No hay aficionado al golf que no quiera ver a Tiger Woods luciendo, de nuevo, la chaqueta verde de Augusta National. O quizás sí, quién sabe: el mundo hace tiempo que da muestras palpables de haberse vuelto loco. Incluso sus rivales, muchos de ellos inoculados con el virus del golf por el propio Tigre, esbozarían una sonrisa de satisfacción si el próximo domingo viesen su nombre en lo más alto de los tableros informativos al final de la jornada. A eso aspira la famosa marabunta a la que hace referencia Jon Rahm, heredera de aquella Arnie’s Army que acompañaba a Arnold Palmer cuando nadie podía imaginar que el golf acabaría coronando a un nuevo rey, un rey de ébano que aspira a superar el récord de Jack Nicklaus pero que, casi desde su misma eclosión, ha batido todas las cotas de carisma que en su día alcanzó el Gran Oso Dorado. Pero hay algo más.

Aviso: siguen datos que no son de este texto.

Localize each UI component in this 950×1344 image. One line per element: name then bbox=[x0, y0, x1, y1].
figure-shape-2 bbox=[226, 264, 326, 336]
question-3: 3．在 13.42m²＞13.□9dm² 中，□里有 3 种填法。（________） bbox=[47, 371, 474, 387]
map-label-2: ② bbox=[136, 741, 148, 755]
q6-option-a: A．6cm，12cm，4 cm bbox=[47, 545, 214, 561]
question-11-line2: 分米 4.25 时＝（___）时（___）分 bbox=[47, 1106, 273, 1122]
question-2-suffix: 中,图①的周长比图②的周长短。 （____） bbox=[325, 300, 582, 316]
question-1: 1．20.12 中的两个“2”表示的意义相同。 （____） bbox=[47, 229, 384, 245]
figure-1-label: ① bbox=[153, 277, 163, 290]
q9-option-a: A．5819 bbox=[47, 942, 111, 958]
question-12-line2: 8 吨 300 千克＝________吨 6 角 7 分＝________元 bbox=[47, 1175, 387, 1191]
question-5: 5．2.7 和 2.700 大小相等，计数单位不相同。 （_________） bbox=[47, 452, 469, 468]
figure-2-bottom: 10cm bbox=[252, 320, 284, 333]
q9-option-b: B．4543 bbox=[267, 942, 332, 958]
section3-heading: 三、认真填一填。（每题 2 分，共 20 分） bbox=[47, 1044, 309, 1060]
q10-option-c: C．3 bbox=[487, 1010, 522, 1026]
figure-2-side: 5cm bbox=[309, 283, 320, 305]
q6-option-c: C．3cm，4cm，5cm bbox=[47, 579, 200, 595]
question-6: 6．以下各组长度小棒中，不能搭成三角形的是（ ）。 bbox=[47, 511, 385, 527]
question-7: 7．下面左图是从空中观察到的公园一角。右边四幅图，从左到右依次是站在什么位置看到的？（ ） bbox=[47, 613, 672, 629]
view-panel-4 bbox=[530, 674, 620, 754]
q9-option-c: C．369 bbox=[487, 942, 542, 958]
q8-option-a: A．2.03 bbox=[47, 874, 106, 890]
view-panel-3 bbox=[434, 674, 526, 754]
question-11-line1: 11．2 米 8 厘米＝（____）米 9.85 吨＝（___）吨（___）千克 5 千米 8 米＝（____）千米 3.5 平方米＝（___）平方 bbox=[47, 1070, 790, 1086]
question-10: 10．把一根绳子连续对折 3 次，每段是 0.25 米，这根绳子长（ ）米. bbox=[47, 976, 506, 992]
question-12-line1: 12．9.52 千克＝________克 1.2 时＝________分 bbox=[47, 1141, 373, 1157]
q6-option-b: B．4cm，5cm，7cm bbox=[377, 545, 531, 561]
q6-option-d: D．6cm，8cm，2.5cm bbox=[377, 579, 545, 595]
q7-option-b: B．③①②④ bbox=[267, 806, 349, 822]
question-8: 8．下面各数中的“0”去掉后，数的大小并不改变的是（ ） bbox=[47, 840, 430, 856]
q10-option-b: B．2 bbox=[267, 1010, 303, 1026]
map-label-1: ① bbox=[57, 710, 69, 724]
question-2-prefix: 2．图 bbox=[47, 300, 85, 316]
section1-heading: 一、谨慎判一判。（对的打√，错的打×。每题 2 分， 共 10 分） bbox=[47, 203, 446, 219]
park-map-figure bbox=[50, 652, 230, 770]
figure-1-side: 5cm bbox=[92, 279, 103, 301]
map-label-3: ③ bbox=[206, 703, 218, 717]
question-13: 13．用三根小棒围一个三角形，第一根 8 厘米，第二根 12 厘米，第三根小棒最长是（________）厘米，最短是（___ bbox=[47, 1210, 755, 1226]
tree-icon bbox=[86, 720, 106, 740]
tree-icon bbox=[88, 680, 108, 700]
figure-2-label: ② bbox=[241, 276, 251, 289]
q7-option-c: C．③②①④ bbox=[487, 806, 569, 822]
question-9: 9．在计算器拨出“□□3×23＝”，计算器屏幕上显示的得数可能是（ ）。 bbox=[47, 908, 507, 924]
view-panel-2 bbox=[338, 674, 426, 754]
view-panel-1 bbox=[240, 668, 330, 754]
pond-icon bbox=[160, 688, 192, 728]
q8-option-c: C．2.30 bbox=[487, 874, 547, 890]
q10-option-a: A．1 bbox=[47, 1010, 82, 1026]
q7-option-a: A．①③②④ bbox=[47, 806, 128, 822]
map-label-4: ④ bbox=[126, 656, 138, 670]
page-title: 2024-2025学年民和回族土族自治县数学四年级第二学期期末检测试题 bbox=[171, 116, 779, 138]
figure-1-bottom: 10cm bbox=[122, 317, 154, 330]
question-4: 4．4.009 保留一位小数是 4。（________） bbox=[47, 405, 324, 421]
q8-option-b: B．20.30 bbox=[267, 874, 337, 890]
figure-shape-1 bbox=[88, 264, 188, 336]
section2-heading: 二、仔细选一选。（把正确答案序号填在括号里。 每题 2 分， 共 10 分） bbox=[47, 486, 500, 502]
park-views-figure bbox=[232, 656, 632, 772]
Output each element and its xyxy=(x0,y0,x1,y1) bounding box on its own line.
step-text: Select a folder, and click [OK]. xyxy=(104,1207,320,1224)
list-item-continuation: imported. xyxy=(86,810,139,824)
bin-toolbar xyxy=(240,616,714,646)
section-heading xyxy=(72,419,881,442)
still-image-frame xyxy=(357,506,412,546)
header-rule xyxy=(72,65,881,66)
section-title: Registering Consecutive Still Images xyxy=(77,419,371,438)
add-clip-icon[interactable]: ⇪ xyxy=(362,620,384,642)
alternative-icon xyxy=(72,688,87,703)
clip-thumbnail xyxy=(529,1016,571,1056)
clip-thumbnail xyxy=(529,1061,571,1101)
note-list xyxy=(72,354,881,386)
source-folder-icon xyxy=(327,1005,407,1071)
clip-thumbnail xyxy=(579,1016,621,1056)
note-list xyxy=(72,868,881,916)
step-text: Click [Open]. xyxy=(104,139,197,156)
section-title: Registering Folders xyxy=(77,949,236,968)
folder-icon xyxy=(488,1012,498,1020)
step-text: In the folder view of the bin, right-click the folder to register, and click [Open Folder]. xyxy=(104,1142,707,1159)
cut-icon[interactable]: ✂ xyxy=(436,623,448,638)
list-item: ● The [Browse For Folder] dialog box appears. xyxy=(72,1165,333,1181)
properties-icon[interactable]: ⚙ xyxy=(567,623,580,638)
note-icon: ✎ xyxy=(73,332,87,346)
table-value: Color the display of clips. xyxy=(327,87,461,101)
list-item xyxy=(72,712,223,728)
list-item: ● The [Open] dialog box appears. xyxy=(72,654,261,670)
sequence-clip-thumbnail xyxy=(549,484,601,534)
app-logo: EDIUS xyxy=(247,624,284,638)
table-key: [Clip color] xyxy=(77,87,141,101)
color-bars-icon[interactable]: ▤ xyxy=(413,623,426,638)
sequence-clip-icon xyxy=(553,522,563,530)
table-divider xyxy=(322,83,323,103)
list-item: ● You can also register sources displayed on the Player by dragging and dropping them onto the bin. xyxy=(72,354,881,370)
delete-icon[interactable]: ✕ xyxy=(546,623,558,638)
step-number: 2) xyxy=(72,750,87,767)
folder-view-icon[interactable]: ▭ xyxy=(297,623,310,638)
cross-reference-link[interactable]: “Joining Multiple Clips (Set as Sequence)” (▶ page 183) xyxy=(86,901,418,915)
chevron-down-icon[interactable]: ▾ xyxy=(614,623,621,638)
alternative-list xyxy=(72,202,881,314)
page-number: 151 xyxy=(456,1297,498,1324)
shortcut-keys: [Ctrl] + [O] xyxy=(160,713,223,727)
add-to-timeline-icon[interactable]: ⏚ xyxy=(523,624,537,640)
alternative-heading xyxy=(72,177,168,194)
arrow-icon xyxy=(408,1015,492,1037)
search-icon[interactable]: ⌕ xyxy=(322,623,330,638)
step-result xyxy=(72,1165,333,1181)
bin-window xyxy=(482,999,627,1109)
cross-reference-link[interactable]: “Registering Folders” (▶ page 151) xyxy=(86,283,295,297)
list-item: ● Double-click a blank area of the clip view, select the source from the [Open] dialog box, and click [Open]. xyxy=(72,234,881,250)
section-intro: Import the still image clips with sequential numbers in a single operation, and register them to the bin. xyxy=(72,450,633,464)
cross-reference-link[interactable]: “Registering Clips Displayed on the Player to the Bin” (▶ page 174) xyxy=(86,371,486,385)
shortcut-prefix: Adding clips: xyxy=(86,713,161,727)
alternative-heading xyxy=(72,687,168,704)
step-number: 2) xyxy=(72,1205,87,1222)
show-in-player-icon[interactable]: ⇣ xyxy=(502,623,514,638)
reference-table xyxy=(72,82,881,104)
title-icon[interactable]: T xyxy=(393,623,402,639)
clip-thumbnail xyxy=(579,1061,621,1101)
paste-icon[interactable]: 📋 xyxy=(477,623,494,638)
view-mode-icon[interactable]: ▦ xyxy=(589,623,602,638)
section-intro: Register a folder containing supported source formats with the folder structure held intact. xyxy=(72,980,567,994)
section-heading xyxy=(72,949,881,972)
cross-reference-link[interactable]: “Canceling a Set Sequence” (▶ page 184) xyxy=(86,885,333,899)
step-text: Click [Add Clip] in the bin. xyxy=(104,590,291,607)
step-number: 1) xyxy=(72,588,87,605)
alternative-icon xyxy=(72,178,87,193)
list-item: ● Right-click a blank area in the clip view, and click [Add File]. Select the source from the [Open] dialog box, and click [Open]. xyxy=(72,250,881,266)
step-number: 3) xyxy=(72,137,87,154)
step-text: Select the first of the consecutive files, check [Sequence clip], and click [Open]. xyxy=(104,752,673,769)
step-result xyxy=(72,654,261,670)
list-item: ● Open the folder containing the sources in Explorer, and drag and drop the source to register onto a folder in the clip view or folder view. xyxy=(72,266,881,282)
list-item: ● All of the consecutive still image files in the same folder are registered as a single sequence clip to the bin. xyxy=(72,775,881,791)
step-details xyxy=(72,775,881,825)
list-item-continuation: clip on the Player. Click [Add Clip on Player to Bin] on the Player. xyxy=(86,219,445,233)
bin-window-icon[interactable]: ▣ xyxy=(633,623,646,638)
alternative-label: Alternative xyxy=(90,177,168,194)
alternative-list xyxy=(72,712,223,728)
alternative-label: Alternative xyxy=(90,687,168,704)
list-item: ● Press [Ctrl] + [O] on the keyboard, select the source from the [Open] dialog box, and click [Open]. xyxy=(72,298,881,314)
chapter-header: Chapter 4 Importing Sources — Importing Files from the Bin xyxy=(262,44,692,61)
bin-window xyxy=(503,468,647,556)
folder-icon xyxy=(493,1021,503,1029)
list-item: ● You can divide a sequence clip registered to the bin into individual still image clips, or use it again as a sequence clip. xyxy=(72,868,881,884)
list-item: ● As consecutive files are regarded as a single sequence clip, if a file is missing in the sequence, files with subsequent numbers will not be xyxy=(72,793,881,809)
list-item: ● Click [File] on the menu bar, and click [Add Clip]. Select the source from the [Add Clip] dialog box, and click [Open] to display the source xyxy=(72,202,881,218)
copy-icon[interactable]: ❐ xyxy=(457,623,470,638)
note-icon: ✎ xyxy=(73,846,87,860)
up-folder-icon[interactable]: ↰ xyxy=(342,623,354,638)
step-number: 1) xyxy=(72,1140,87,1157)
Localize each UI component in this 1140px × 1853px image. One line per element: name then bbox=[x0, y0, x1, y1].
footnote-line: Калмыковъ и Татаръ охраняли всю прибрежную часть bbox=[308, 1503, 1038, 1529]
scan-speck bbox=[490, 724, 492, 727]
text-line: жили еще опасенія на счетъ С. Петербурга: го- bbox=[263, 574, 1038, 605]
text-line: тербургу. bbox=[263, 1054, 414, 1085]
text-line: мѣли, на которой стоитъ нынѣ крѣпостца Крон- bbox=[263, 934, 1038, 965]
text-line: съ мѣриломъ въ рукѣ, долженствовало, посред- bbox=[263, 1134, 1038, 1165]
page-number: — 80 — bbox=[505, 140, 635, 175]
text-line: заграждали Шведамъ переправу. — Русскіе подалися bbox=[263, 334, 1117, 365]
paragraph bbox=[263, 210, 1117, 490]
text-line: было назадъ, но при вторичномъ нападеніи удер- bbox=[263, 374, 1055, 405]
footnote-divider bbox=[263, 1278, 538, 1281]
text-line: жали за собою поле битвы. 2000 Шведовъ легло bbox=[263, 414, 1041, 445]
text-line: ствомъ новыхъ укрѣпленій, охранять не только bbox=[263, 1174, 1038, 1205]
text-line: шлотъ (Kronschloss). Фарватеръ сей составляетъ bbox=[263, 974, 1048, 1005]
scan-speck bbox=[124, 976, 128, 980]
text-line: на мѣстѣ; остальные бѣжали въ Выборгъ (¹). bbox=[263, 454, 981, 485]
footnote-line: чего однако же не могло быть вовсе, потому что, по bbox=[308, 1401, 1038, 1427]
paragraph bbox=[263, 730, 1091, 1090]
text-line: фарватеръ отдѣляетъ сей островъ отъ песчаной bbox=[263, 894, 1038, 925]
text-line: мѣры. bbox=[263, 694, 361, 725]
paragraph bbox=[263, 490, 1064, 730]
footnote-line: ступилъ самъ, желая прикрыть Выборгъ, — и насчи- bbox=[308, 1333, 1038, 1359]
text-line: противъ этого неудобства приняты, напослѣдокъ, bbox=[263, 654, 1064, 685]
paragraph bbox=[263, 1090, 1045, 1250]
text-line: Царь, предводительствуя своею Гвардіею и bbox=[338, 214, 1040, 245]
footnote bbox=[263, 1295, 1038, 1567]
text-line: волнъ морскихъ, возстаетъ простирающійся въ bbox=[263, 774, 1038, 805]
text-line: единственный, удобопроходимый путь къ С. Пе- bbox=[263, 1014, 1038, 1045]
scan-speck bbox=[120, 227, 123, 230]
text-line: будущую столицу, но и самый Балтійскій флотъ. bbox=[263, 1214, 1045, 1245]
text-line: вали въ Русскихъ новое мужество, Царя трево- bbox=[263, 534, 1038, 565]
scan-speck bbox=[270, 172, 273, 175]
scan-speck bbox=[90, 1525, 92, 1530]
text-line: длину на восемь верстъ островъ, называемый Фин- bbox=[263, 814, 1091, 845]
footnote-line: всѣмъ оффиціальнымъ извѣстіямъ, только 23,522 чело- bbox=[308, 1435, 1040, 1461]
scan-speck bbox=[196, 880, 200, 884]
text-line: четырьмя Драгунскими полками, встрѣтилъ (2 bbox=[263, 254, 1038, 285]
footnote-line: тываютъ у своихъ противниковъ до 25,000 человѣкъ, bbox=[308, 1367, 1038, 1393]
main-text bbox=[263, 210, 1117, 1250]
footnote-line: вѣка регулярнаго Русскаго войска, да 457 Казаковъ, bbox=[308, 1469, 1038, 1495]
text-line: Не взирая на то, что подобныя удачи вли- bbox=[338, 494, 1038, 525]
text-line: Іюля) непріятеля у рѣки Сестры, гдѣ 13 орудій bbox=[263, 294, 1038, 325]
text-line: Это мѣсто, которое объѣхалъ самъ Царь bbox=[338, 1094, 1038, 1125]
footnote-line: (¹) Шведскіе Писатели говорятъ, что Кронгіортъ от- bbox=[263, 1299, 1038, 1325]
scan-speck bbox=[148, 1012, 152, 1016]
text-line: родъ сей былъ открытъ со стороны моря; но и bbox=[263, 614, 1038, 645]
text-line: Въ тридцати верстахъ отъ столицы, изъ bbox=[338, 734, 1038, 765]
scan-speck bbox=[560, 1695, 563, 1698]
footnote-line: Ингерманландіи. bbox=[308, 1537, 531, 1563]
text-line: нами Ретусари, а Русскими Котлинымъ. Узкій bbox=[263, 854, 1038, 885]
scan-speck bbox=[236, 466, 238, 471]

Con Tiger sucede algo similar, salvando las distancias, a lo que ocurre con Pep Guardiola. Muy a su pesar, ambos se han convertido en un fenómeno que trasciende al propio individuo para convertirlo en un objeto de percepción global, un todo al que alabar o criticar sin término medio ni matices de ningún tipo. Ha habido muchos más a lo largo de la historia del deporte pero, en el caso concreto del americano y el catalán, uno tiene la sensación de que la famosa marabunta aspira a ser testigo de la gran tragedia histórica. Casi podría decirse que son la versión deportiva del diestro José Tomás: ya no importa tanto verlos triunfar una vez más como poder presumir de haber estado presentes el día que murieron, definitivamente, en una plaza.